PI and Reprieve, who launched a legal challenge against the secret MI5 policy in 2017, do not object to the authorizing of informants to commit crimes per se.
“We are not challenging the fact that the use of informants can be a very useful tool to actually fight organized crime,” Ilia Siatitsa, program director and legal officer at PI, told The Epoch Times.
“But what we are challenging is the way the bill regulates the use of informants, including the lack of specific limitations with regard to what kind of acts can be authorized,” she added.
Another concern is oversight.
“Right now there is no double lock around these authorizations, so while you need a judicial warrant in other cases, to use an [MI5] informant, actually all you need is a supervisor’s approval,” she said.
Siatitsa also said that informants themselves who are acting in “precarious” situations needed clear parameters and should know whether they'd be prosecuted if they went beyond what was pre-authorized.
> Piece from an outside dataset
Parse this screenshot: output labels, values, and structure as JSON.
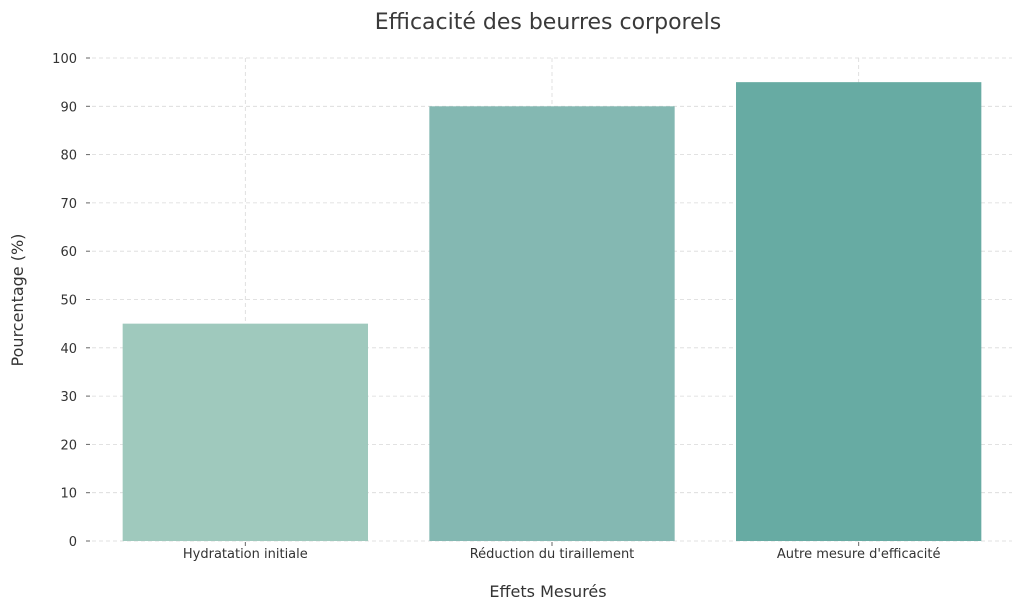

The FBI and Canada’s intelligence service, CSIS, have such safeguards in place already, according to the joint statement.
Legal Proceedings
Satitisa believes the new bill is related to Privacy International’s litigation, which challenged the legal basis of MI5’s authorization of informants to commit crimes.“Before our case, the use of informants by MI5 was entirely secret,” she said. “It was only when we went to court that the government revealed some of this information.”
PI, Reprieve, and co-complainants Committee on the Administration of Justice and the Pat Finucane Centre, who joined the case in 2018, are continuing their litigation.
“Even if the bill has passed [into law by then] we are still challenging to what extent the use of informants by MI5 was lawful before the bill came to the fore,” she said.
“The public has the right to know what type of criminal acts MI5’s policy authorizes in the UK. Our democracy and our most fundamental rights are at risk if the government permits MI5 agents to commit crimes with impunity,” Siatitsa said in the joint statement.
The CHIS bill will not act retroactively to address the way MI5 used informants from as early as the 1990s, nor allegations of past abuses of authorizations by informants, Siatitsa explained.
Other agencies that will be covered under the CHIS bill include the seven agencies and departments of the UK Intelligence Community (UKIC), the police, the Home Office immigration and border forces, the military, the Ministry of Justice, the Food Standards Agency, the Environment Agency, and others.